Процесс передвижения из Пушсовхоза на Медвежью гору был несложный. От усадьбы Пушсовхоза надо было пройти метров триста по дороге упиравшейся в тракт Медвежья гора - Повенец, по которому курсировали от Медвежьей горы до Повенца и обратно по расписанию автобусы Белбалткомбината ЛГПУ и автотранспортного предприятия «Карелавто». Заключенным по командировкам разрешалось ездить на автобусах обеих фирм. Плата за проезд была пять рублей на тех и других автобусах и оплачивалась вместе с суточными финчастью наравне при предъявлении билетов. Выйдя на тракт ко времени прохождения автобуса, стоило только поднять руку при приближении автобуса и шоферы тех и других автобусов останавливали машину и подбирали меня. Шоферы исполняли обязанности и кондукторов. На автобусах ББК почти все шоферы были заключенные, досиживавшие срок.
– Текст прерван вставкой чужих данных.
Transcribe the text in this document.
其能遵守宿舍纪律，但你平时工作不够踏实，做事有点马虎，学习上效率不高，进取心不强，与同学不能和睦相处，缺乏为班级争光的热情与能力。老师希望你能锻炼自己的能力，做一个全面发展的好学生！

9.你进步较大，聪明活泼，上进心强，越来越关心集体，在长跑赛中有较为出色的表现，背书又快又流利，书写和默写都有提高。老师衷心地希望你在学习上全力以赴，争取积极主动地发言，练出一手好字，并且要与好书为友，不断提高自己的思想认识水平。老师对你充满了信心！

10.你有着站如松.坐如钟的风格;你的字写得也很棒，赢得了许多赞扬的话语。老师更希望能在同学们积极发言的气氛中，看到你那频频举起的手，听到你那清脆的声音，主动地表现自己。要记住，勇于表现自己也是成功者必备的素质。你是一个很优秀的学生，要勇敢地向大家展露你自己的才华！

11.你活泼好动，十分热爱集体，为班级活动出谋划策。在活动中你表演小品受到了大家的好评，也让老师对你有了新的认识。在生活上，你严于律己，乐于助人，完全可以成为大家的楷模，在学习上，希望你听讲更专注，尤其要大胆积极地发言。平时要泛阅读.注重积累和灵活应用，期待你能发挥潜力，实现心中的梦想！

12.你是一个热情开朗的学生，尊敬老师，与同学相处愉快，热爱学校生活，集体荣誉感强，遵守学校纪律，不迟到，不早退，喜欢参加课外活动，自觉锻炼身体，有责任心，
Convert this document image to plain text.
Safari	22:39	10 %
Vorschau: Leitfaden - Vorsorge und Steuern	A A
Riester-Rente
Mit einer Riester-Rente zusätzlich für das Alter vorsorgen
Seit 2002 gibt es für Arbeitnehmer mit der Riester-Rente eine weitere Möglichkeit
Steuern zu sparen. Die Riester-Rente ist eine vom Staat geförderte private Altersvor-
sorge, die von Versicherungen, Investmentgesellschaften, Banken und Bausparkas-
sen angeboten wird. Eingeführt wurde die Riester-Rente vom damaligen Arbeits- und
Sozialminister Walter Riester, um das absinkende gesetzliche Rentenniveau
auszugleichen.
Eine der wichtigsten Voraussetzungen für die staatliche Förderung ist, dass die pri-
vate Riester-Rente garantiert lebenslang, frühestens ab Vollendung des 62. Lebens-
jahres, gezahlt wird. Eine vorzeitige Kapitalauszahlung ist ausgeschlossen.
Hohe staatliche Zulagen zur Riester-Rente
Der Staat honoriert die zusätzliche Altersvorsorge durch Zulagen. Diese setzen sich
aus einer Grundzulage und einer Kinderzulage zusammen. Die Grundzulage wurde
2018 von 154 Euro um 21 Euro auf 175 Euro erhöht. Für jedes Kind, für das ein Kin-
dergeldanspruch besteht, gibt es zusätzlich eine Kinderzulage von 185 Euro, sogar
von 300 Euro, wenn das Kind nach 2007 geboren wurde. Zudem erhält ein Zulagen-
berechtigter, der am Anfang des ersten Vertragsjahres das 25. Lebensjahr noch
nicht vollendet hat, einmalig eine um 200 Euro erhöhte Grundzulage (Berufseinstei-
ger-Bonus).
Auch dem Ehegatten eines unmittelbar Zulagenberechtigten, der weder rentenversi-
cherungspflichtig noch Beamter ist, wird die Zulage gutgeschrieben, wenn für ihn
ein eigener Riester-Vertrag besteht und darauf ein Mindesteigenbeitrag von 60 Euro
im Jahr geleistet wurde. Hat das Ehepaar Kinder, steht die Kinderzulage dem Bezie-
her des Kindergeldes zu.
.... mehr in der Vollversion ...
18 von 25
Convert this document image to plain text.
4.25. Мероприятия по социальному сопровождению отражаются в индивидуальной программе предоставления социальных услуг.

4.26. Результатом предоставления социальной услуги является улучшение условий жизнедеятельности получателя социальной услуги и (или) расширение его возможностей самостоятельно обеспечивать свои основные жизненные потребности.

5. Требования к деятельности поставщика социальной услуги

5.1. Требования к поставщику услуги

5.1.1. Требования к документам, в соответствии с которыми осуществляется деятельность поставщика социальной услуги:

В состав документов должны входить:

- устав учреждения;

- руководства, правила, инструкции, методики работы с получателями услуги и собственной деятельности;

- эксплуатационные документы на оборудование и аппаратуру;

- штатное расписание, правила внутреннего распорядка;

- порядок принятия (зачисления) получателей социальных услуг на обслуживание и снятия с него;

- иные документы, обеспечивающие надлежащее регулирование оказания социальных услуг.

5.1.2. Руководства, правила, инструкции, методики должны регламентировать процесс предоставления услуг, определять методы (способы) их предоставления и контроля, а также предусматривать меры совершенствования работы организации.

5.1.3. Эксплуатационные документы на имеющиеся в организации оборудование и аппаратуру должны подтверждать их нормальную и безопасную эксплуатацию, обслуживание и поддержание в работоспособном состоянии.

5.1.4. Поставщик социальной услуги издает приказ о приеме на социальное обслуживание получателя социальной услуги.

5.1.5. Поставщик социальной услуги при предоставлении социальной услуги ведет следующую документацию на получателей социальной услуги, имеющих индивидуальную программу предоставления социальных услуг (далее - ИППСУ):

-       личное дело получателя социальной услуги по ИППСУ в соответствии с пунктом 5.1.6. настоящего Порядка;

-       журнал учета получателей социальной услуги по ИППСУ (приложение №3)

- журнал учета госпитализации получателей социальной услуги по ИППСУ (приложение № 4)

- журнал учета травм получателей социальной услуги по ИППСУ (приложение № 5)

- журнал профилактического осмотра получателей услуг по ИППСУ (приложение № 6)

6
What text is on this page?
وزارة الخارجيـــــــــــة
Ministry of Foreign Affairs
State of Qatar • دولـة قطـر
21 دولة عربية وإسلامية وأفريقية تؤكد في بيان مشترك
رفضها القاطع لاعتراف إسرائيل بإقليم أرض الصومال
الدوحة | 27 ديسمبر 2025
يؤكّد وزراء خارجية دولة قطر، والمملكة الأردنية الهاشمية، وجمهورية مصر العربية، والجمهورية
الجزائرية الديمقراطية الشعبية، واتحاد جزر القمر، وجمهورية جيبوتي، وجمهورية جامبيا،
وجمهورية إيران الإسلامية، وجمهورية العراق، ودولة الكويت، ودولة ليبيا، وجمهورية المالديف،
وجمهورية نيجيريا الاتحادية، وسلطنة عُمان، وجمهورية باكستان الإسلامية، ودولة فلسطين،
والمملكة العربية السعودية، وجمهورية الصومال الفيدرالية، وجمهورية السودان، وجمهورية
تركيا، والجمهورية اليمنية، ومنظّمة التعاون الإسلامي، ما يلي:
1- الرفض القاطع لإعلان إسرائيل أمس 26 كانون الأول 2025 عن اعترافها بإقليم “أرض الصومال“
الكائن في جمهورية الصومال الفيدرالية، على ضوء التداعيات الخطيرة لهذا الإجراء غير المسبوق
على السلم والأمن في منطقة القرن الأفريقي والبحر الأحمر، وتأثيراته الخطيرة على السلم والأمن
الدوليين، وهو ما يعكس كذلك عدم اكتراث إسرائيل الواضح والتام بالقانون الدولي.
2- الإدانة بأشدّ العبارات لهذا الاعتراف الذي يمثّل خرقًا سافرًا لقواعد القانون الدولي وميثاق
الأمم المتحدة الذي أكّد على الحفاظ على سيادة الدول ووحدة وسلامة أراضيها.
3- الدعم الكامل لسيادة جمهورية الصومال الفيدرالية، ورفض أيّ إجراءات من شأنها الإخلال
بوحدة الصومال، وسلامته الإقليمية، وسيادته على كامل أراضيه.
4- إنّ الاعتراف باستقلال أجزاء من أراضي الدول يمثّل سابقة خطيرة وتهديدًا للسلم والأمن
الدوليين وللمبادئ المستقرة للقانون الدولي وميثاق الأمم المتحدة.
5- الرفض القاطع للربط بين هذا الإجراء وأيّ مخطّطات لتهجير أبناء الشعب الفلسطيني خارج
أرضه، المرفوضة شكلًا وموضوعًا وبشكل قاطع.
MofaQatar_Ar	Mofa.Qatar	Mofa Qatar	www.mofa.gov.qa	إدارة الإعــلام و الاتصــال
Автобусами ББК пользовалось и вольное население Карелии и в автобусах обеих фирм происходило смешение вольных людей с заключенными, причем было трудно определить, за исключением женщин, кто заключенный кто вольный гражданин. Заключенные командировочные обычно ездили в гражданской одежде, почему и сливались с вольными. Выделялись одеждой только заключенные чекисты и бывшие красные командиры в гимнастерках, шинелях, фуражках или буденовках. За вольнонаемных чекистов их принять было нельзя, так как у них отсутствовали красные звезды на головных уборах и красные петлицы на одежде.
Тракт представлял собой довольно узкую гать из поперечных бревен утрамбованную вручную и колесами автомашин смесью песка с гравием заполнявшей углубления между круглыми бревнами. Большая часть этого дорожного покрытия была проложена по болотистой почве, в которую постепенно погружались бревна, а на них накладывался новый слой с очередным заполнением пустот. Тракт в теплое время постоянно ремонтировался дорожными бригадами из заключенных и все же его состояние было плачевное. Тракт изобиловал рытвинами, ухабами от неравномерно погрузившихся в болото бревен гати. Такое состояние гати вызвало один инцидент, свидетелем которого я был.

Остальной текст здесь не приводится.